2022-08-24 10:12:09 | 殿上の優女 小野小町と伊勢
6-1.伊勢の恋の知性と真情
 馬場あき子氏著作「日本の恋の歌」~貴公子たちの恋~ からの抜粋簡略改変版

 伊勢は貫之にも劣らず春の歌の名作が多いが、恋の歌では断然貫之を凌駕している。前代の小野小町のロマンチックな恋の歌ともちがい、それはリアルな詞書を負った場面とともにあるものが多いだけ、宮廷に身を置く女性の物言いの手本としても尊重されたにちがいない。
 伊勢が相手の名を明かさず詠んだ恋の歌も詠んでみたい。

   物思ひけるころ、ものへまかりける道に、野火の燃えけ
   るを見てよめる

 冬枯れの野辺とわが身を思ひせばもえても春を待たましものを 「古今集」恋五

(愛を失ったわが身を冬枯れの野とたとえられるなら、野にはやがて「思ひ」の野火も放ち、草がまた萌え出る春を待とうものを、とてもそれは期待できそうもない)

 伊勢は大きな恋の舞台の花形だったかと思うと、意外にもこうした失恋の歌をかなり残している。これは相手との間柄が疎遠になった頃、外出して野火の光景に出会い、自分にはもう野火を打つ力が残っていないようなさびしさを味わった時の歌だ。
 「物思ひけるころ」という憂愁の表情をあらかじめ詞書に出しておいて、眼前に広がる野火の光景を比喩として詠んでいる。そこに立体感が生まれ、真情がにじむ一首だ。
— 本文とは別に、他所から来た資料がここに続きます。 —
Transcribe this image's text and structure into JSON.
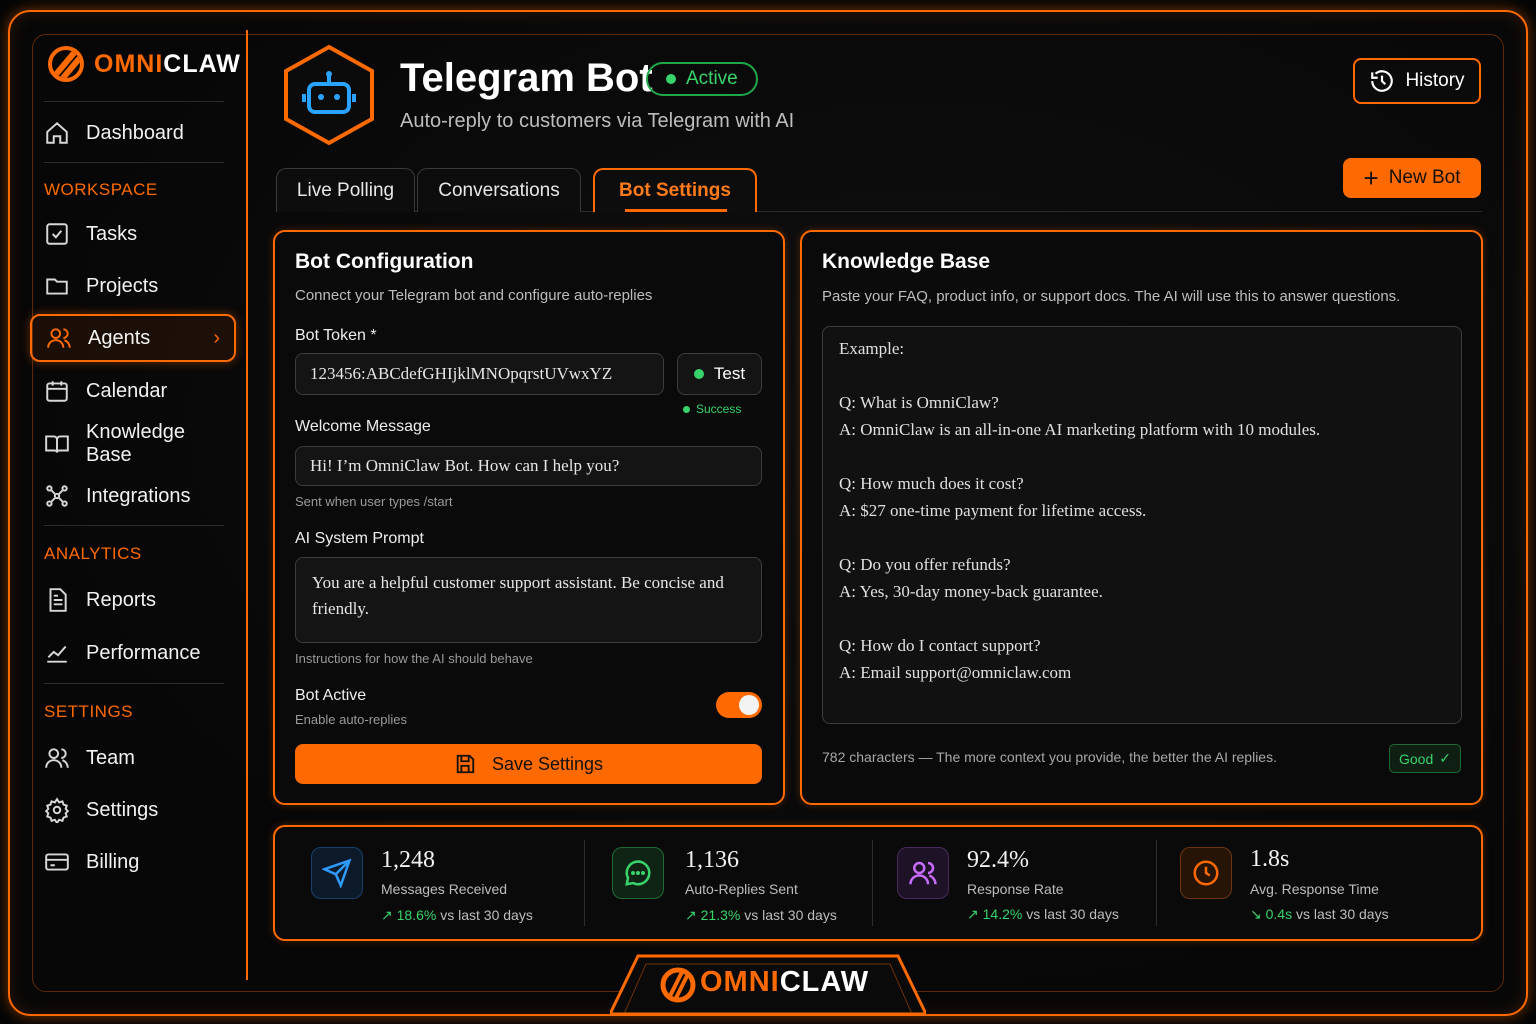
{
  "brand": {
    "name_primary": "OMNI",
    "name_secondary": "CLAW"
  },
  "colors": {
    "accent": "#ff6a00",
    "success": "#38d36a"
  },
  "sidebar": {
    "top": [
      {
        "label": "Dashboard",
        "icon": "home-icon"
      }
    ],
    "sections": [
      {
        "title": "WORKSPACE",
        "items": [
          "Tasks",
          "Projects",
          "Agents",
          "Calendar",
          "Knowledge Base",
          "Integrations"
        ]
      },
      {
        "title": "ANALYTICS",
        "items": [
          "Reports",
          "Performance"
        ]
      },
      {
        "title": "SETTINGS",
        "items": [
          "Team",
          "Settings",
          "Billing"
        ]
      }
    ],
    "active_item": "Agents"
  },
  "header": {
    "title": "Telegram Bot",
    "status": "Active",
    "subtitle": "Auto-reply to customers via Telegram with AI",
    "history_label": "History",
    "new_bot_label": "New Bot"
  },
  "tabs": [
    {
      "label": "Live Polling",
      "active": false
    },
    {
      "label": "Conversations",
      "active": false
    },
    {
      "label": "Bot Settings",
      "active": true
    }
  ],
  "config": {
    "title": "Bot Configuration",
    "subtitle": "Connect your Telegram bot and configure auto-replies",
    "token_label": "Bot Token *",
    "token_value": "123456:ABCdefGHIjklMNOpqrstUVwxYZ",
    "test_label": "Test",
    "test_status": "Success",
    "welcome_label": "Welcome Message",
    "welcome_value": "Hi! I’m OmniClaw Bot. How can I help you?",
    "welcome_hint": "Sent when user types /start",
    "prompt_label": "AI System Prompt",
    "prompt_value": "You are a helpful customer support assistant. Be concise and friendly.",
    "prompt_hint": "Instructions for how the AI should behave",
    "active_label": "Bot Active",
    "active_hint": "Enable auto-replies",
    "active_on": true,
    "save_label": "Save Settings"
  },
  "knowledge": {
    "title": "Knowledge Base",
    "subtitle": "Paste your FAQ, product info, or support docs. The AI will use this to answer questions.",
    "lines": [
      "Example:",
      "",
      "Q: What is OmniClaw?",
      "A: OmniClaw is an all-in-one AI marketing platform with 10 modules.",
      "",
      "Q: How much does it cost?",
      "A: $27 one-time payment for lifetime access.",
      "",
      "Q: Do you offer refunds?",
      "A: Yes, 30-day money-back guarantee.",
      "",
      "Q: How do I contact support?",
      "A: Email support@omniclaw.com"
    ],
    "footer": "782 characters — The more context you provide, the better the AI replies.",
    "quality": "Good"
  },
  "stats": [
    {
      "value": "1,248",
      "label": "Messages Received",
      "change": "18.6%",
      "suffix": "vs last 30 days",
      "icon": "send-icon",
      "trend": "up"
    },
    {
      "value": "1,136",
      "label": "Auto-Replies Sent",
      "change": "21.3%",
      "suffix": "vs last 30 days",
      "icon": "chat-icon",
      "trend": "up"
    },
    {
      "value": "92.4%",
      "label": "Response Rate",
      "change": "14.2%",
      "suffix": "vs last 30 days",
      "icon": "users-icon",
      "trend": "up"
    },
    {
      "value": "1.8s",
      "label": "Avg. Response Time",
      "change": "0.4s",
      "suffix": "vs last 30 days",
      "icon": "clock-icon",
      "trend": "down"
    }
  ]
}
「思ひせば」とか、「待たましものを」という女性的な屈折をニュアンスとした物言いが、未練な情の訴えとして有効に働いているといえるだろう。

 「伊勢集」をみると、伊勢は「人のつらくなるころ」とか、「人の心かはりたるころ」「物いみじう思いはべりけるころ」「なき名立ちけるころ」というような歎きをうたった歌もあって、その恋は当然ながらむずかしい世間との葛藤とともにあったことがわかる。


 人知れず絶えなましかばわびつつもなき名ぞとだに言わましものを 「古今集」恋五

(二人の恋が人に知られることなく終わってしまうのであったなら、つらく悲しい思いをしながらも、「単なる噂ですよ」と言ったことでしょうものを)


 この歌「古今集」では「題しらず」とあるが、「伊勢集」では「人のつらくなるころ」とか、「人にしらるべきかぎりしられて、つらつら物の有ける比(ころ)」など詞書がつけられていて、ここにいう「人」は仲平であろうとされる。歌がらは先にあげた「野火」の歌と似た出来方をしている。「人しれず絶えなましかば」という仮定の物言いをした上句に対し、、「ー-言わましものを」と、思い切れぬ情を残した言い方終わっている。結果に対する後悔を、諦めきれず言葉にする屈折が、いかにも女性的で、愛隣感の醸される物言いである。女文体の特質をもっているといえるだろう。